Let's hold this train for a second if we may.

There was only ever one person in Tolkien lore that came back to life (and that was even a mistake by Tolkien who had forgotten to do some name changing while writing out his ever extensive lore). That was the elf Glorfindel. Therefore, in all of the ages that ever existed, recorded and not, throughout Middle Earth, only one person ever came back. Talion should not have done so, and as such this story is very weak proving that the writers over at WB Games had no idea what they were doing.

Then there's the enemies themselves. The...Tower of Sauron? The Hand of Sauron? ... the only bodily themed physical enemy that I recall in The Lord of the Rings was the Mouth of Sauron, so is the Dark Lord's posse some weird personified amalgamation of 'the hand bone's connected to the wrist bone' kind of gang? Why the weird theme? The Hand of Sauron never referred to a physical enemy either, it was simply an expression to refer to the spread of his evil over Middle Earth.

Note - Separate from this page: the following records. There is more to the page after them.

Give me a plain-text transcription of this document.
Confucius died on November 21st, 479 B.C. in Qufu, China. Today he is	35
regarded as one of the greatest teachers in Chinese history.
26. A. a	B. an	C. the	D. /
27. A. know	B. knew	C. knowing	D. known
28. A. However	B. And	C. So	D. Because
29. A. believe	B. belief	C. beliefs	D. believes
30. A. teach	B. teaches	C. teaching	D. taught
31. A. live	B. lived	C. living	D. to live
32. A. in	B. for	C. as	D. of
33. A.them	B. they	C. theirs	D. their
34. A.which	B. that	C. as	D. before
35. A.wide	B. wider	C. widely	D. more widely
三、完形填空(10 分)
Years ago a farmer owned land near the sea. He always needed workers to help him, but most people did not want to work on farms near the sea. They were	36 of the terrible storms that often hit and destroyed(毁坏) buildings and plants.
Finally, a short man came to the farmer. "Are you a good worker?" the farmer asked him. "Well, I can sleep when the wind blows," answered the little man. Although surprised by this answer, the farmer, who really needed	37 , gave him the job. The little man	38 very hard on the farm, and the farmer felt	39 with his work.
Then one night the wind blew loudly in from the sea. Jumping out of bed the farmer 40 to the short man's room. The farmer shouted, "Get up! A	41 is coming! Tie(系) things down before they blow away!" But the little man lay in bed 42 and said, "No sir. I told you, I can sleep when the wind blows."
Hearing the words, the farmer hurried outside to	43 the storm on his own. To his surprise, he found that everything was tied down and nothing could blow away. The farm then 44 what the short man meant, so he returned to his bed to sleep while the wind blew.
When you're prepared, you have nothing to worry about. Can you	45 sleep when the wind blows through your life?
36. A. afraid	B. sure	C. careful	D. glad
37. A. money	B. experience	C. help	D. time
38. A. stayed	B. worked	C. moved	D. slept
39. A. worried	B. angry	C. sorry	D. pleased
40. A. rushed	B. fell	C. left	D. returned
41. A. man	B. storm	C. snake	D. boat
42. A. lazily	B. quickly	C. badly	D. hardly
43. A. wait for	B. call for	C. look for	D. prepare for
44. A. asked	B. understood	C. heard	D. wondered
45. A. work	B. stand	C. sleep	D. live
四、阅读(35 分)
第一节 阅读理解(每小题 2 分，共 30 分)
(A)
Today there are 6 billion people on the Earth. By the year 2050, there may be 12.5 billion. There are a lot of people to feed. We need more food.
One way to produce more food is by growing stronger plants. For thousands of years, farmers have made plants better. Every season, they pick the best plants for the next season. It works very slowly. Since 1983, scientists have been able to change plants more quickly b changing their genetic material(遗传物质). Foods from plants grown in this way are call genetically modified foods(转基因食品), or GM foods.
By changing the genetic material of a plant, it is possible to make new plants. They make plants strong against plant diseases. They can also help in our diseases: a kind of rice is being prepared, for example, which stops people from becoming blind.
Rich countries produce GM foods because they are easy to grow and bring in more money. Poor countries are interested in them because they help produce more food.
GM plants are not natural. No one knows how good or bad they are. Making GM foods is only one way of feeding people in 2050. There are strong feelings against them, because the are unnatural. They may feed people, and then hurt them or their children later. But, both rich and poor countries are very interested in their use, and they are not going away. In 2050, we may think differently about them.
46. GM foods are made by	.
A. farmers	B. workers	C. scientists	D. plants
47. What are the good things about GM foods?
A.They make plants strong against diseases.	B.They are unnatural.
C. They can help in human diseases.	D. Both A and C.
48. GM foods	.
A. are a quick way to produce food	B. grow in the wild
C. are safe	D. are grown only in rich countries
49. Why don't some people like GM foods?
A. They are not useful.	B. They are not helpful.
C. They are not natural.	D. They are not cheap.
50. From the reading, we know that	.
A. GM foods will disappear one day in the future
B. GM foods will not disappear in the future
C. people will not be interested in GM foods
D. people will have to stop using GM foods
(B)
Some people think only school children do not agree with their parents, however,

So...


I'm not really sure what WB Games was trying to do here, but whatever it was - it was ridiculous. 

That being said, gameplay wise this got tiresome quick. Many friends and colleagues of mine had this to say while playing Shadow of Mordor: "Killing orcs never gets old." Well, yes, frankly it actually does get old. And adding a hunting counterpart to the game didn't enrich its flavor at all either. WB Games literally took two mechanics that should have been intended for side missions and made them streamlined mechanics within the game, and then had the nerve to stretch those two mechanics over thirty hours of gameplay with almost no variation to them, and had the nerve to call this a game. 

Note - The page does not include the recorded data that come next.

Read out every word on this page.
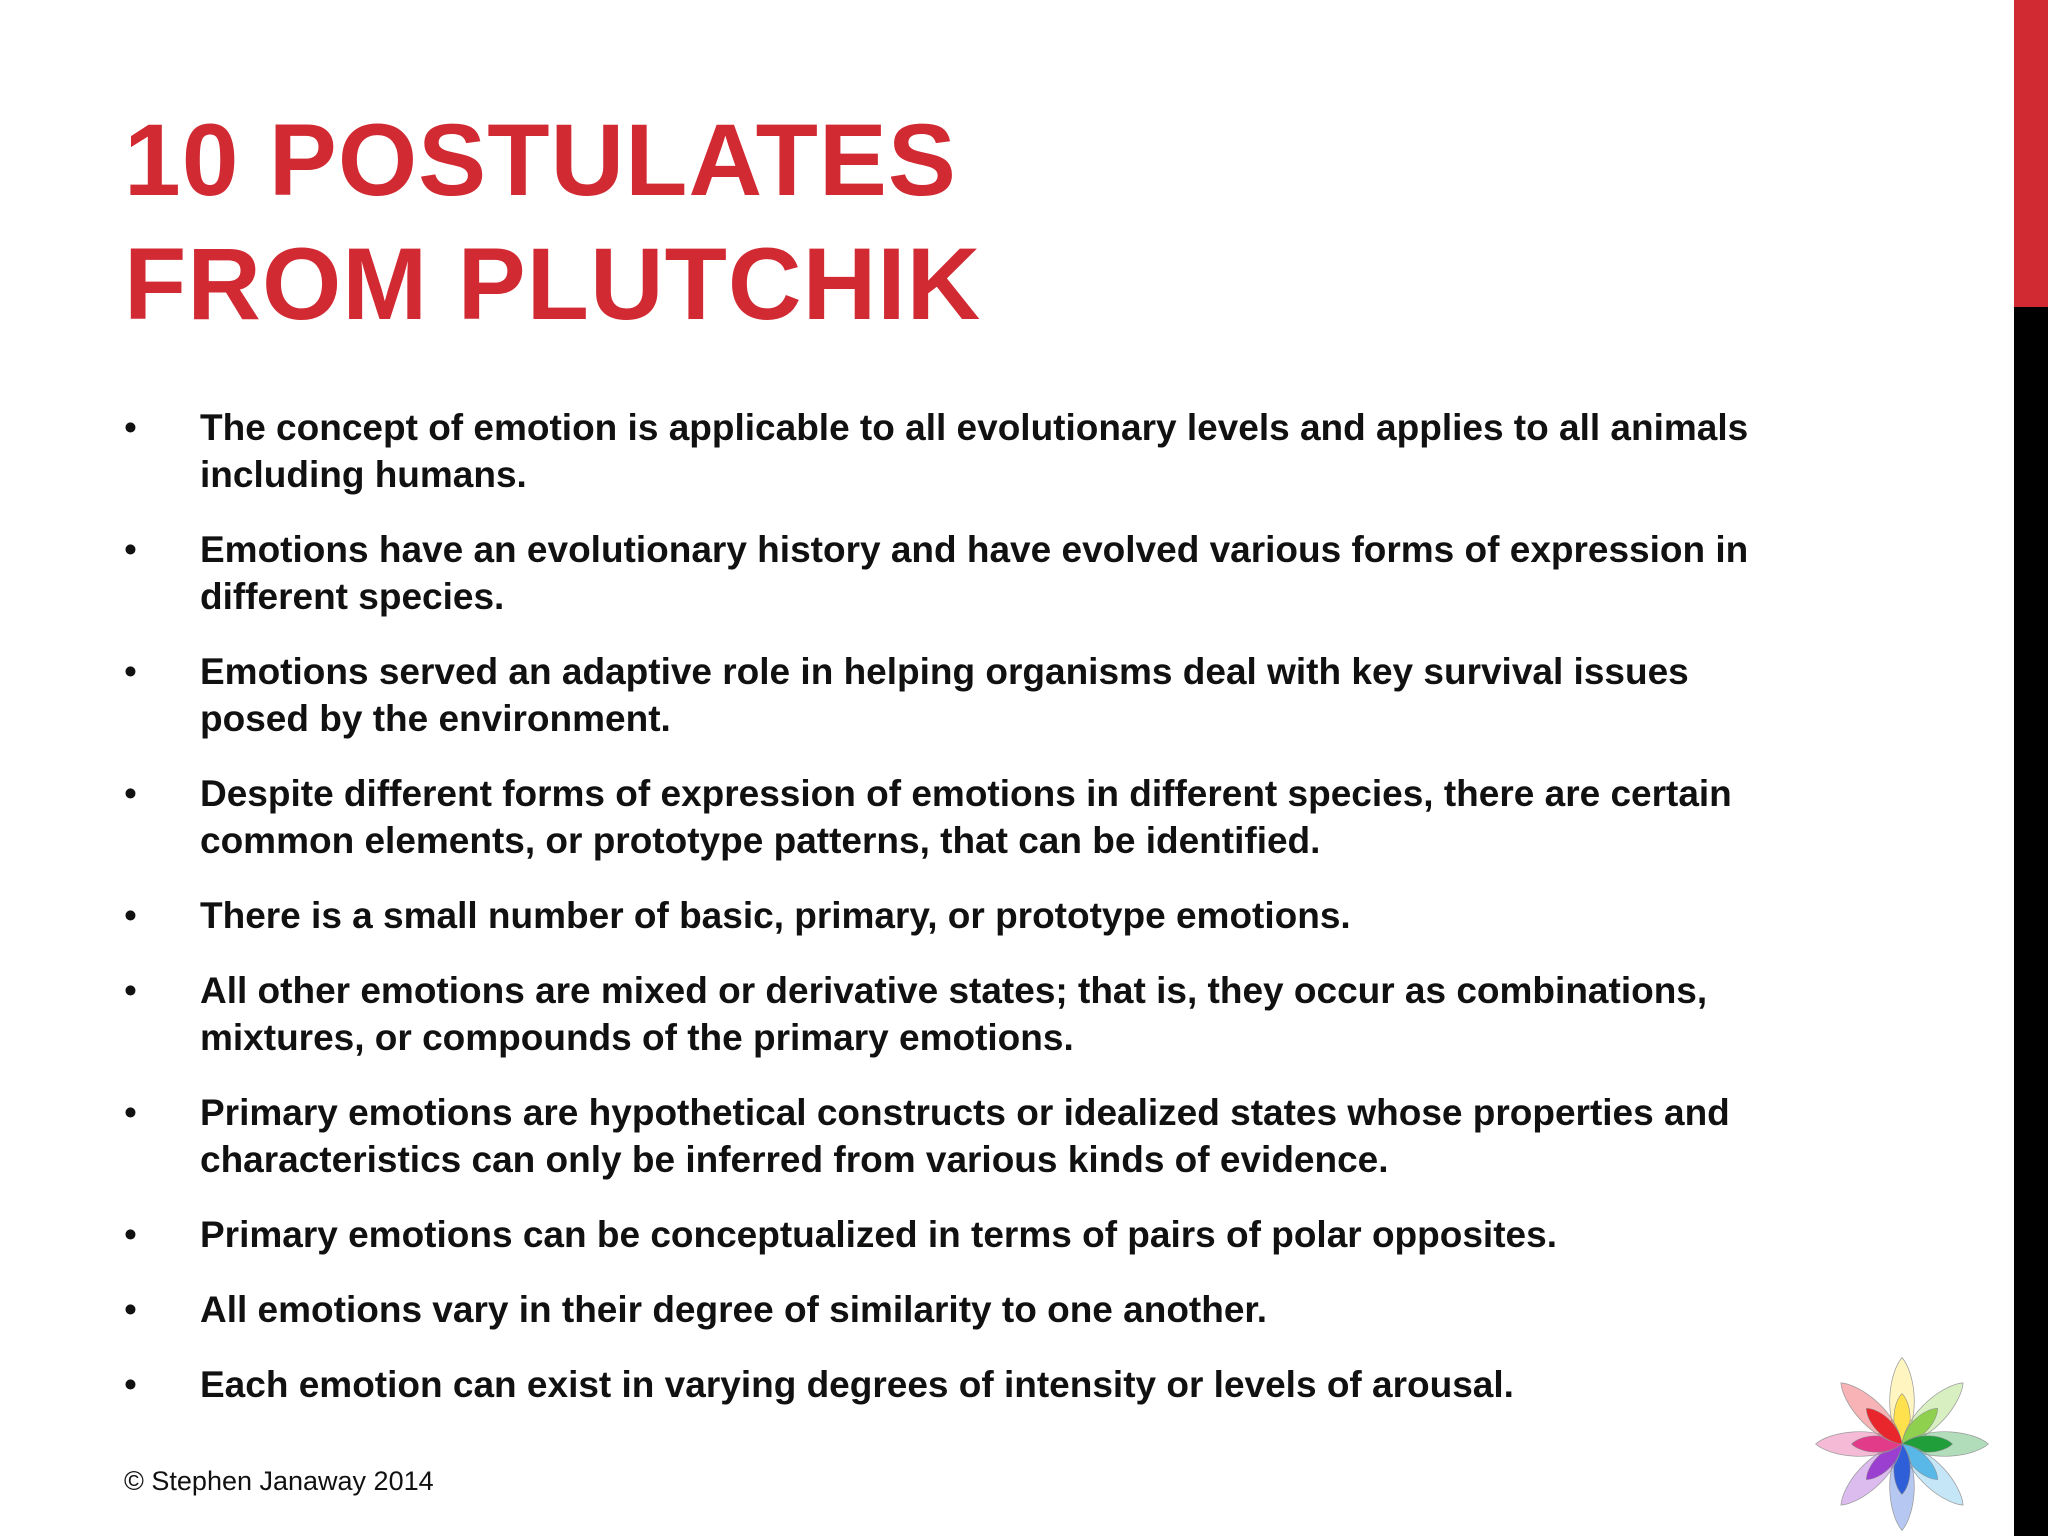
10 POSTULATES
FROM PLUTCHIK
•	The concept of emotion is applicable to all evolutionary levels and applies to all animals including humans.
•	Emotions have an evolutionary history and have evolved various forms of expression in different species.
•	Emotions served an adaptive role in helping organisms deal with key survival issues posed by the environment.
•	Despite different forms of expression of emotions in different species, there are certain common elements, or prototype patterns, that can be identified.
•	There is a small number of basic, primary, or prototype emotions.
•	All other emotions are mixed or derivative states; that is, they occur as combinations, mixtures, or compounds of the primary emotions.
•	Primary emotions are hypothetical constructs or idealized states whose properties and characteristics can only be inferred from various kinds of evidence.
•	Primary emotions can be conceptualized in terms of pairs of polar opposites.
•	All emotions vary in their degree of similarity to one another.
•	Each emotion can exist in varying degrees of intensity or levels of arousal.
© Stephen Janaway 2014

What irritated me the absolute most about this game is that I spend countless hours killing orcs and uruks, as well as being killed by them, to finally get rid of the Warlords, and when I opened up Nurn (Don't get me started on how wrong Nurn and its inhabitants were in this game) I now have to do the same thing all over again, the only difference is now I can temporarily possess other ors and uruks? You literally did nothing to change up the game flow on this! I'm doing the same thing with an added mechanic that isn't even necessary! What was the point?

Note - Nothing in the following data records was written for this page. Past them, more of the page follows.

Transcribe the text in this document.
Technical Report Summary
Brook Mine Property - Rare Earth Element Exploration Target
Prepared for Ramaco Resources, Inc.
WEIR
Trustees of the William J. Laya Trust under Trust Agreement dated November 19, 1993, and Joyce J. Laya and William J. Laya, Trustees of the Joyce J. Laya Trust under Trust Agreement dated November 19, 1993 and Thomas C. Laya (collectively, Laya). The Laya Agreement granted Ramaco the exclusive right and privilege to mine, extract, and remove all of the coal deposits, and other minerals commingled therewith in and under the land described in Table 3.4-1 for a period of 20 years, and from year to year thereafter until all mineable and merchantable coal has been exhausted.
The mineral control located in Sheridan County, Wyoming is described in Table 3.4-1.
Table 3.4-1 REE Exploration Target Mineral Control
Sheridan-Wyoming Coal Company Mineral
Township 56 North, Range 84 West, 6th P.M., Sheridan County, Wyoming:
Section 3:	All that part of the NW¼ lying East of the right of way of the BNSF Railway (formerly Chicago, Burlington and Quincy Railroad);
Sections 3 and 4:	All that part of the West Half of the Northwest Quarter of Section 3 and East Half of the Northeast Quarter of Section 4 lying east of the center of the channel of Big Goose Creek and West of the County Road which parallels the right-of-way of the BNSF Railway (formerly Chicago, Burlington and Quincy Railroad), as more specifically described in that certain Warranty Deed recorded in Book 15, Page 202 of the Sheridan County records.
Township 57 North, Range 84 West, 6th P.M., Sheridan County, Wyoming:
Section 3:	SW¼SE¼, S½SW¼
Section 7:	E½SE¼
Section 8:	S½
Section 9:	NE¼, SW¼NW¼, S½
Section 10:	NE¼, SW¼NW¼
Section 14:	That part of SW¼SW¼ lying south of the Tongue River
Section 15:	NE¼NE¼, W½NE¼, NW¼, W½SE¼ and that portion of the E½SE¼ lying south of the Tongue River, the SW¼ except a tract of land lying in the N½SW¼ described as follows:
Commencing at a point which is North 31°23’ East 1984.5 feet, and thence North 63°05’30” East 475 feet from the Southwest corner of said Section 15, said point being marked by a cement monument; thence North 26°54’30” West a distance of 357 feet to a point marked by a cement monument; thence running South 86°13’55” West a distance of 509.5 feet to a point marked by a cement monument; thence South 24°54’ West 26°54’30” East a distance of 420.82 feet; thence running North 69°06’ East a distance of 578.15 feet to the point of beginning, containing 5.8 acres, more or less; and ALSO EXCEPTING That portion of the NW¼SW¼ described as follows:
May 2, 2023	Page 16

With an IP as rich as The Lord of the Rings the world was their oyster, and they decided to take the laziest approach to this world with a character that would have never existed - and if he had, he never would have been at The Black Gate at that 60 year gap between The Hobbit and The Lord of the Rings stories, given that no Rangers were ever stationed there, at least not during the Third Age.

So we have lazy story and lax mechanics. Was there anything about this game that was redeeming?

I liked Celebrimbor and I liked Torvin. In fact, you could have given me a game with just these two pal-ing around and I'd have been twenty times happier. 

You know what also would have made a great cannon game for an elf and dwarf with some fascinating mechanics? The friendship between Eöl the dark elf and Durin? Those two were responsible for many of the greatest of Middle Earth's architecture and likely had some crazy adventures due to it. Or what about Turin and Beleg? Few tales in Tolkien lore were as wonderful and as sad as what happened to them, after all. But no. WB instead gives us this bland pile of fecal matter and dresses it up with some flashy graphics and calls it a game.

I hope you're proud of yourself WB Games. You produced a lackluster piece of crap that was beyond polishing, and proved that you either have an inability to conduct even the slightest bit of research, or didn't care.

THIS TASK WAS APPOINTED TO YOU!!!

I sincerely hope that any and all future Lord of the Rings themed games aim higher than Shadow of Mordor did. Granted, that wouldn't exactly be too difficult now, would it?